Terra Energy did not wake up one morning and decide to sell solar. It decided to sell relief. Relief from upfront costs, relief from paperwork purgatory, relief from the quiet panic homeowners feel when the grid flickers and the bill climbs anyway. Founded in February 2016, Terra Energy came out of Mexico with a clear-eyed view of a market full of sunlight and short on access. Luis Roberto Perez-Aguirre saw it first, structuring solar as a subscription instead of a financial obstacle course. Jaime Martinez brought the engineering muscle and the conviction that clean power should feel boring in the best way possible. Reliable. Predictable. There when you flip the switch.
Terra Energy just locked in $105 million in combined debt and equity. Thirty five million of that arrived as a green loan from Breakwall Capital LP, joined by equity from ARC PE and Azora Capital, plus credit facilities from Banesco and First Horizon Bank. This was not a vanity raise. This was infrastructure money, legal work handled by Greenberg Traurig and Vinson and Elkins, with Teneo and Barkers Point Capital Advisors keeping the machine tight. Capital like this shows up when the model already works and the only question left is how fast you can responsibly press the gas.
The model is simple on the surface and brutal to execute. A 36 month residential solar subscription that covers design, installation, monitoring, maintenance, insurance, and support. No ownership stress. No financing gymnastics. Terra Energy now serves more than 8,000 customers across Mexico and the United States, installs roughly 200 systems a month, operates in over 100 cities, and holds meaningful market share in many of them. Florida leads the U.S. footprint, Texas is live, California is loading. Customer retention sits at 98 percent with an NPS of 71. Those numbers do not come from hype. They come from showing up and staying.

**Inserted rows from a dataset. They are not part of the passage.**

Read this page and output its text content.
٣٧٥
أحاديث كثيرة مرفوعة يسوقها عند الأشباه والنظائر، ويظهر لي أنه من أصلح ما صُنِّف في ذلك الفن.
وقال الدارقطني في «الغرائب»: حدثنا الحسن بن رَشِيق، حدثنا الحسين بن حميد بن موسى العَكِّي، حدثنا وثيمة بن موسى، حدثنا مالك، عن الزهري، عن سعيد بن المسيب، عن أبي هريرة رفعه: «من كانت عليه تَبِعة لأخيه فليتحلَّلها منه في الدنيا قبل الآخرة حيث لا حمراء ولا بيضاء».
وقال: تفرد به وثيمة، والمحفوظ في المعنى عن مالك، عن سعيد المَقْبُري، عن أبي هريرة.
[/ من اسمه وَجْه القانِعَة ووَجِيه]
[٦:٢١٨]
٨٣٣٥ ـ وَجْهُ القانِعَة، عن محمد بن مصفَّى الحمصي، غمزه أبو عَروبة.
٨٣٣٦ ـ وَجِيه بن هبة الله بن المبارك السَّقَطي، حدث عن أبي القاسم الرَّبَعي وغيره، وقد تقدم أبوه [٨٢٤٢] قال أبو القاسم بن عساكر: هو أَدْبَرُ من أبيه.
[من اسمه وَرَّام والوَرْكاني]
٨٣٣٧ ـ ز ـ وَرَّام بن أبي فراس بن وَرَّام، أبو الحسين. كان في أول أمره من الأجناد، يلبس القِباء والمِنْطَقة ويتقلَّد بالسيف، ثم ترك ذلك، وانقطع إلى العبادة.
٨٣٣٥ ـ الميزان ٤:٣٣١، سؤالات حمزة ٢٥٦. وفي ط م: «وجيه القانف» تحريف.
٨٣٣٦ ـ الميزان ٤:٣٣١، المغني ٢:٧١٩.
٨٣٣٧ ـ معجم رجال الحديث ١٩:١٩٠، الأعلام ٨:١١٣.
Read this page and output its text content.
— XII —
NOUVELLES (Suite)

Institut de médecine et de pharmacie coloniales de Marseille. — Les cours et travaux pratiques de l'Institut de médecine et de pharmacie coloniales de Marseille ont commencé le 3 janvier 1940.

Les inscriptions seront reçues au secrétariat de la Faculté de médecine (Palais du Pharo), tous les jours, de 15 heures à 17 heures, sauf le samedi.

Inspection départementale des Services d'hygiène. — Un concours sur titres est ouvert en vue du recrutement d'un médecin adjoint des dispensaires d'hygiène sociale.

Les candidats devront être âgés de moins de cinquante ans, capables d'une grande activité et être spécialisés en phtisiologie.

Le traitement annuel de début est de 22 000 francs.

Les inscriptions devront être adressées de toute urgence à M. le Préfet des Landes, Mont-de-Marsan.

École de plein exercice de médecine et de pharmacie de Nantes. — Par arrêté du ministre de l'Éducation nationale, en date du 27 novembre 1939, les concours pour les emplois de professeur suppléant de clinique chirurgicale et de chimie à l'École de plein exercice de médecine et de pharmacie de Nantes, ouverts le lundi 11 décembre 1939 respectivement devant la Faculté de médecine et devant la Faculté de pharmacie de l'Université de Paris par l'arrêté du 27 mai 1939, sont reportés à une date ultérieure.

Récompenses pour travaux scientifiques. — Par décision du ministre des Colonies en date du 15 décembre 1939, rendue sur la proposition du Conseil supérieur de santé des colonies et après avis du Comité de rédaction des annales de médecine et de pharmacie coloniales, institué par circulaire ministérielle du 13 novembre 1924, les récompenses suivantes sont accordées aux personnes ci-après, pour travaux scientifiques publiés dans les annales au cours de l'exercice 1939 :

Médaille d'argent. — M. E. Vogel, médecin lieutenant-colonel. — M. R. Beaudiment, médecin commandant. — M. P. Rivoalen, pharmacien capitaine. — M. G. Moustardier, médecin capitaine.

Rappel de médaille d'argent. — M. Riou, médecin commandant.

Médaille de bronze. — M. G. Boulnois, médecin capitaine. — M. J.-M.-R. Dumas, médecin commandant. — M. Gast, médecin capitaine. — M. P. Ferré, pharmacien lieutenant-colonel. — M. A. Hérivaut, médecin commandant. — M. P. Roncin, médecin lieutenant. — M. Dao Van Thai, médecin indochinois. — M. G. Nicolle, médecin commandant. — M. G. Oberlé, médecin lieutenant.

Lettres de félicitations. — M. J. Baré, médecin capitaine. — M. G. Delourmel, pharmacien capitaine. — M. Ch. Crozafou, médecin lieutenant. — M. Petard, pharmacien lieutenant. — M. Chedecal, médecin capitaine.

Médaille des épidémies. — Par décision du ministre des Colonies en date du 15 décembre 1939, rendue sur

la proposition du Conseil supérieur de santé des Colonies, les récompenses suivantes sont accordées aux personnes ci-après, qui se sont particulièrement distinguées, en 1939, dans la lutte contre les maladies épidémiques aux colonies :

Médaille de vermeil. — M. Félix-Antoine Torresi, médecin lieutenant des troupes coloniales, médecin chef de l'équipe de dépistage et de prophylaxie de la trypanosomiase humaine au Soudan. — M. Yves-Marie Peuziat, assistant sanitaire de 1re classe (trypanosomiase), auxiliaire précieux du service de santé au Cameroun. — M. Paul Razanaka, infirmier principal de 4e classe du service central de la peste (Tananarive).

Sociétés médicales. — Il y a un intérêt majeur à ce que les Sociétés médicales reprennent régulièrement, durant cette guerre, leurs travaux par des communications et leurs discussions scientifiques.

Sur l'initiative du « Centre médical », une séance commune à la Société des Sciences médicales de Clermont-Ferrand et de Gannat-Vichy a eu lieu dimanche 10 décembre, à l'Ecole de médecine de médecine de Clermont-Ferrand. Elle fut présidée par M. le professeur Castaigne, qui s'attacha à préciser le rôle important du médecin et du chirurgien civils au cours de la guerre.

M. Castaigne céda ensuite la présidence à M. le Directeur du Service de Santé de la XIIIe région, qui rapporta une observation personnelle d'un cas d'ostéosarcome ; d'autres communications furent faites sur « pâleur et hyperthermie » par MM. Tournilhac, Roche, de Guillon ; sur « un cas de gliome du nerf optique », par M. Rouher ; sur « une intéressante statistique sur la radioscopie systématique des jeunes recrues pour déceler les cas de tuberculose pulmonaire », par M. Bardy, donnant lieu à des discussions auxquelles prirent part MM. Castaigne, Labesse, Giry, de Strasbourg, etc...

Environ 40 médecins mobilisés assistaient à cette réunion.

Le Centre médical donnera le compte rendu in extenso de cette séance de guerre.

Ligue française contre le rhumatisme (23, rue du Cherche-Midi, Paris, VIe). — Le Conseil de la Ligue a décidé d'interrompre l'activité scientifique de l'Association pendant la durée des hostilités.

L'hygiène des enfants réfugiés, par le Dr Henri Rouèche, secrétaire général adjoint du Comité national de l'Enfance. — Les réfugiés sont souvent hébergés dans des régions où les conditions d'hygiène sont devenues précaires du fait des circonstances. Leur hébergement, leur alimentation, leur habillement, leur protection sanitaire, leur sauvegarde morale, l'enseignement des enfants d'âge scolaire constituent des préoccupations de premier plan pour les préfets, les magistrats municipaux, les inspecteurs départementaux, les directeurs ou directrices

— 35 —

Under the hood, the real flex is speed. Terra Energy built an AI powered permit automation system that collapses a four month bottleneck into hours. Permits do not sell decks. They sell scale. Add vertically integrated operations and real time monitoring, and suddenly solar stops feeling like a project and starts behaving like a service. Jaime Martinez, Jeremy Green, and Suchet Singh are not chasing attention. They are aligning execution, capital, and timing while residential solar penetration still sits below four percent.
Terra Energy is not asking if homeowners want solar. That question was answered years ago. The sharper question is who makes it feel obvious, who removes the friction without removing trust, and who understands that energy is personal long before it is political or technical. This round did not close a chapter. It widened the aperture.